What size conduit is required for 10 cables and 20 Number 16 PTF Conductors installed in Rigid Metal Conduit?

Cable Major Diameter =.250 inches
Cable Minor Diameter =.200 inches
20 PTF NO. 16 CU

Answer

Step 1: Find the total cross sectional area of all the conductors.

Area of # 16 PTF is .0075 X 20 conductors .150 square inches.
 

Step 2: Find the total cross sectional area of all the cables.

Cross Sectional Area = (3.14)(.125)(.125) CSA =.0491 square inches
CSA for 10 cables = (10) (.0491)
CSA for 10 cables =.491 square inches
 

Step 3: Find the total cross sectional area of all the cables and wires.

Total CSA =.150 +.491 square inches.  Total CSA = .641 square inches.
 

Step 4: Find the size of Raceway.

Turn to Table 4, "Dimension and Percent Area of Conduit and of Tubing," in the Section titled "Rigid Metal Conduit." The question addresses over 2 wires so read down the column heading "Over 2 Wires 40% Sq.  In." Read down this column until you find the number that is greater than .641. After finding  .829, read across (left) to the "Trade Size Inches" column that indicates that a One and one half inch conduit is required.

Example 3

How many cables with a .200 inch diameter can be installed in a 2 inch PVC Conduit Schedule 80 nipple 18 inches long?
 
 

Step 1:

Find the 60 per cent fill cross sectional area of the PVC conduit by using table 4 in Chapter 9.

From the Table, the 100 per cent cross sectional area is 2.874 square inches.  Use 60 per cent rill since this is allowed for nipples no longer than 24 inches per note 4 to Table I of Chapter 9.

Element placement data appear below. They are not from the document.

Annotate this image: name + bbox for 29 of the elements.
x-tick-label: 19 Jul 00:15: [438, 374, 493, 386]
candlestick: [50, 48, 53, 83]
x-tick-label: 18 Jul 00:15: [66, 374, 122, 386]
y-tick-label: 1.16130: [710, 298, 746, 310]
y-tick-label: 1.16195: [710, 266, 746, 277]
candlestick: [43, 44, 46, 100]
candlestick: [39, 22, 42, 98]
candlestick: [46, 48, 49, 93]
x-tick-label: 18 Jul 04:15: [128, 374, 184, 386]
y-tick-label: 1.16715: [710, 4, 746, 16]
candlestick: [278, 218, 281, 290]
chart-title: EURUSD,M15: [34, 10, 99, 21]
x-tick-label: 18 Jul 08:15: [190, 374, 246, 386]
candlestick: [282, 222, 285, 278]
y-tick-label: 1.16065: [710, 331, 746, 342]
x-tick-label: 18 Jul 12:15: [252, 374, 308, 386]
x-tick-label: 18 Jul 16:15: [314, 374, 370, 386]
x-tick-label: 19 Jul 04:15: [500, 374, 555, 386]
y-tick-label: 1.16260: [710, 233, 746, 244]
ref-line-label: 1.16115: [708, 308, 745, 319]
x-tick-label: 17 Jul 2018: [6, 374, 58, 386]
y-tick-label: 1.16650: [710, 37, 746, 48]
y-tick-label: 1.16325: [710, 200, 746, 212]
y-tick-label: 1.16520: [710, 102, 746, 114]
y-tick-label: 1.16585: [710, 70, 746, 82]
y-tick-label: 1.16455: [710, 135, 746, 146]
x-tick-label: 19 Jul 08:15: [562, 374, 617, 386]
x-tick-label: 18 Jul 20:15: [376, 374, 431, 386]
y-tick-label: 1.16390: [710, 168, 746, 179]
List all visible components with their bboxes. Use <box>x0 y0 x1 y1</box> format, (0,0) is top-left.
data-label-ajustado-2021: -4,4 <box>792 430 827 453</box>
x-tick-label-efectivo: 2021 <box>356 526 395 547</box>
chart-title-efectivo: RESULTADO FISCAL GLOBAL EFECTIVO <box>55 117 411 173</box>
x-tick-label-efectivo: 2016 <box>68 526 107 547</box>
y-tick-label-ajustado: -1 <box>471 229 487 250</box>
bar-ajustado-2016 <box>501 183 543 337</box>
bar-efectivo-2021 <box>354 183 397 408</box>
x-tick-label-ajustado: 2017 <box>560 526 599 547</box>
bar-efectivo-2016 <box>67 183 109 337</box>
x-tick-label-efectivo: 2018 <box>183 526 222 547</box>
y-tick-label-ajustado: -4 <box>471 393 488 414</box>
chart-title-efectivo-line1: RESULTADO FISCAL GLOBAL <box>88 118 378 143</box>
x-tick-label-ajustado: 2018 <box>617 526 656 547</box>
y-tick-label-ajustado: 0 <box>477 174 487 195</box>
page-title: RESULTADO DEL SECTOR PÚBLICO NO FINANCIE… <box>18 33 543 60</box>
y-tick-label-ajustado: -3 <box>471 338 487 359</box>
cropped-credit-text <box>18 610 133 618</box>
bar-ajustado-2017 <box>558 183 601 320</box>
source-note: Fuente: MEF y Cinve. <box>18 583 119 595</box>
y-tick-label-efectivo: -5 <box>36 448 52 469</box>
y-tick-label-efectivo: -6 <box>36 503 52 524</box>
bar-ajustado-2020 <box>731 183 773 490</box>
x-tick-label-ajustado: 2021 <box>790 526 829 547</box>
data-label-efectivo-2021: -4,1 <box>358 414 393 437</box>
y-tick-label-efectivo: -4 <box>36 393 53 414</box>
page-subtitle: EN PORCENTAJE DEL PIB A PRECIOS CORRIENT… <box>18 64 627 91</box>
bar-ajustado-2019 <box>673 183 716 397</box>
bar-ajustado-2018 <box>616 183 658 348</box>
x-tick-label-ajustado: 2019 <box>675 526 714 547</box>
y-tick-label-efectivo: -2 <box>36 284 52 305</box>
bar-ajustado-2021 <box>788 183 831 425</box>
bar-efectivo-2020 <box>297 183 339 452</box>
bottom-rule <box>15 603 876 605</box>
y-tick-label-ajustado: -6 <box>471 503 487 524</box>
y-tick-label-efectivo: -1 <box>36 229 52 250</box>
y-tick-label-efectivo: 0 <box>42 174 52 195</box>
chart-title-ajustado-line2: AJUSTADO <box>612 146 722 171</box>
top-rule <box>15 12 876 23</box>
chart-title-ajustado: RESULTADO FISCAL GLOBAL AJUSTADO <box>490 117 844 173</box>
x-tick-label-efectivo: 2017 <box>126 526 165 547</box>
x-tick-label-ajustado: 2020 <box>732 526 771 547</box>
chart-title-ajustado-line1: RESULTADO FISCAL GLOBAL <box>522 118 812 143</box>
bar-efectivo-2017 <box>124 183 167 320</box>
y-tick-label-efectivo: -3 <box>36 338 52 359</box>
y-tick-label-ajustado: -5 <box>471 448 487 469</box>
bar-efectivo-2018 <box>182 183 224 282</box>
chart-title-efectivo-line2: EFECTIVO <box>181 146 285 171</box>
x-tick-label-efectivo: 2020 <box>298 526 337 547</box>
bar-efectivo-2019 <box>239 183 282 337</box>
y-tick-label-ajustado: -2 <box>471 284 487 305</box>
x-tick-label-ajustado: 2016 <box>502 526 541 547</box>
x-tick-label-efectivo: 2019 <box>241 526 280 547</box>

.6 x 2.874 = 1.7244 square inches
 

Step 2:

Find the cross sectional area of one cable.

CSA = (3.14) (.100)(.100)
CSA =.0314 square inches
 

Step 3:

Find the number of cables that can be installed.

Number of Cables = 1.7244/.0314 1.7244/.0314 = 54.92

By note 7 to Table 1 of Chapter 9 round up if division yields a decimal of .8 or larger.

Therefore 55 cables can be installed in the 2 inch nipple.